縦長のバードバスの台石を正面から見るとこんな感じ。いろんな角度から見ると、台石の表情が変わります。長い台石を伝う水の様子が面白くて、この台石を選びました。水は四方に落ちるので、裏側にも流れになっています。


あとがき

今回の庭づくりでも、粘土の流れ、石組みの灯り、擁壁隠しの石積、平板のテラス等、いろんなことを試すことができました。どれも設計段階では無かったことで、全て現場での思い付きです。

「穴を掘ったら粘土が出てきた。なんかに塗ってみるか。」、「砂利が出てきたぞ。流れに使ってみようか。」、
「このコンクリート隠したいな。余った石を積んでみようか。」、「この根っこ、どうしようか、筧の支えにでもしてみようか。」、
「この平板、捨てたらゴミだぞ。なんかに使えないか。」、「このコンクリ塀の苔、目地に使えるんじゃないか。」など、
全てがそんな感じの庭づくりなので、作ってる方も楽しくてしょうがありません。
現場で出て来た予期せぬモノを素材にするかゴミにするかは、施主の希望というよりは作庭者の意識の問題です。せっかくそこにあるものを臨機応変にどう庭に活かして行くかが大切なのではないかと思います。材料屋に行けばキレイな材料は買えますが、この土地とこの家の味は出せません。石を洗ったり振るったりする手間や加工する手間にお金を掛けるか、手っ取り早く材料屋にお金を払うかのどちらを選ぶか、予算と見た目と効率との間で、これはいつも葛藤することです。
ここにあるものはここにしかなく、これでしかこの庭の味は出せないという思いでやりましたが、植木屋の仕事というのは、本当に「考える」のが仕事だなと、つくづくそう思いました。
灯りも、そんな感じの思い付きの一つでしたが、閃いたはいいものの、初めてなのでどうやったらいいのかわかりませんでした。

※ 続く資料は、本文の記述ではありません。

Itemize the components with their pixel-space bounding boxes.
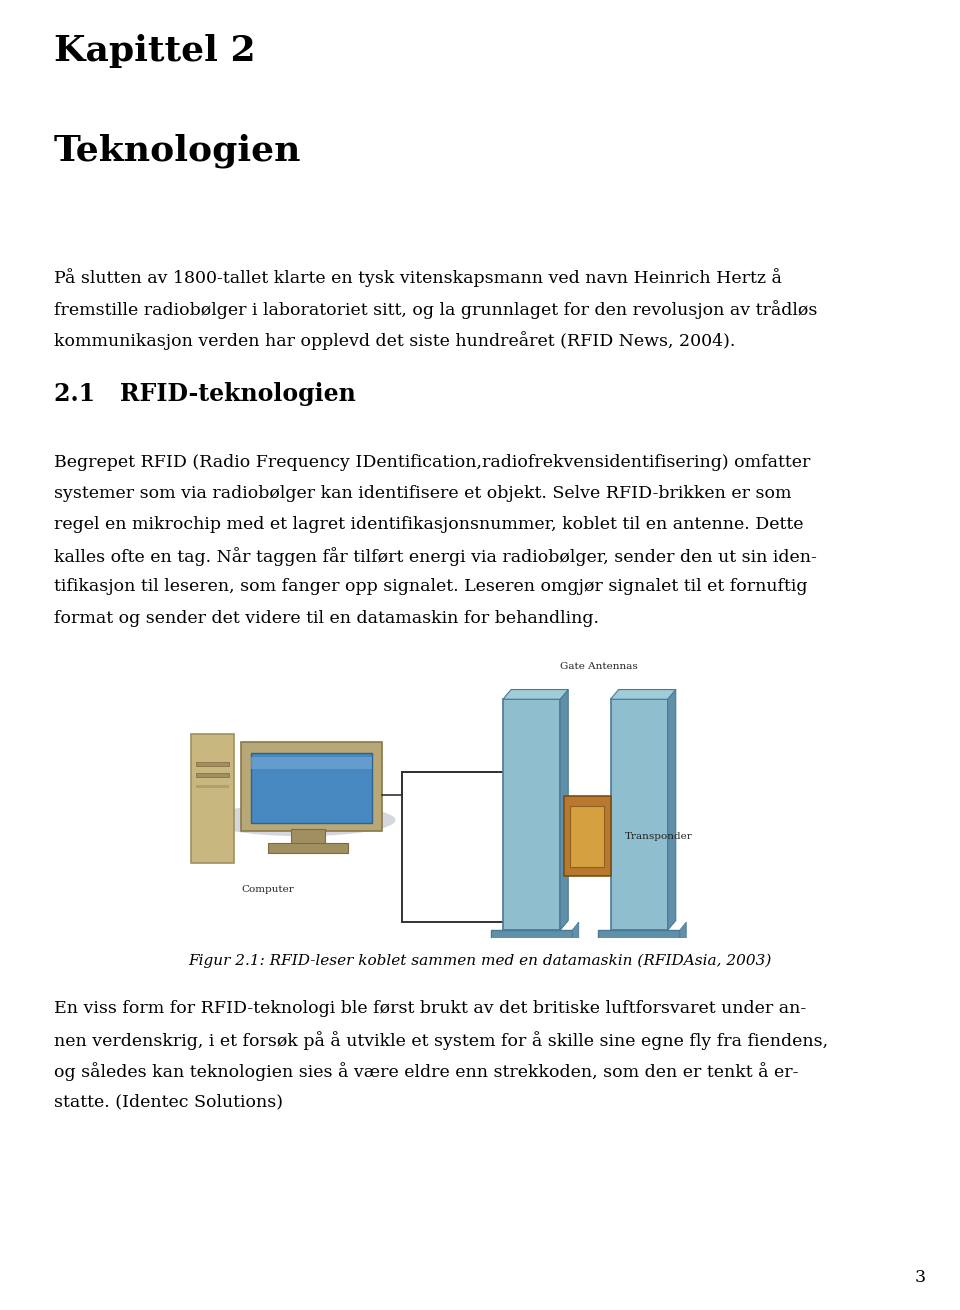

偶然、ご主人が電気関係の仕事をされており、相談してみると、器材の購入から取付、配線まで全てやってくださいました。水道の配管もご主人の仕事です。粘土も、ご主人の掘った穴から出てきたもの、休みの度に庭でいっしょに働いてもらいました。本当にお疲れ様でした。
漬物のお上手な奥様の、大事なガッコ石まで庭に使ってしまいましたが、毎日の一服は本当に楽しみでした。スタッフみな、かなり栄養がついたのではないいかと思います。本当にお世話になりました。竣工祈念にお友達を呼んでテラスでお茶会をされるとのこと、落ち葉の舞う季節になりましたが、楽しんでいただければ本望です。今回も、庭師冥利に尽きる仕事になりました。本当にありがとうございました。

2006年11月作庭 能代市

今回の庭づくりの様子は、コンテンツの「庭が完成するまで」の中でも、詳しくご紹介しています。そちらもご参照ください。

おまけ

休みの日、試作で作った泥だんごを手に、ご満悦の長女。この後奥様からお菓子をもらって喜んでました(笑)。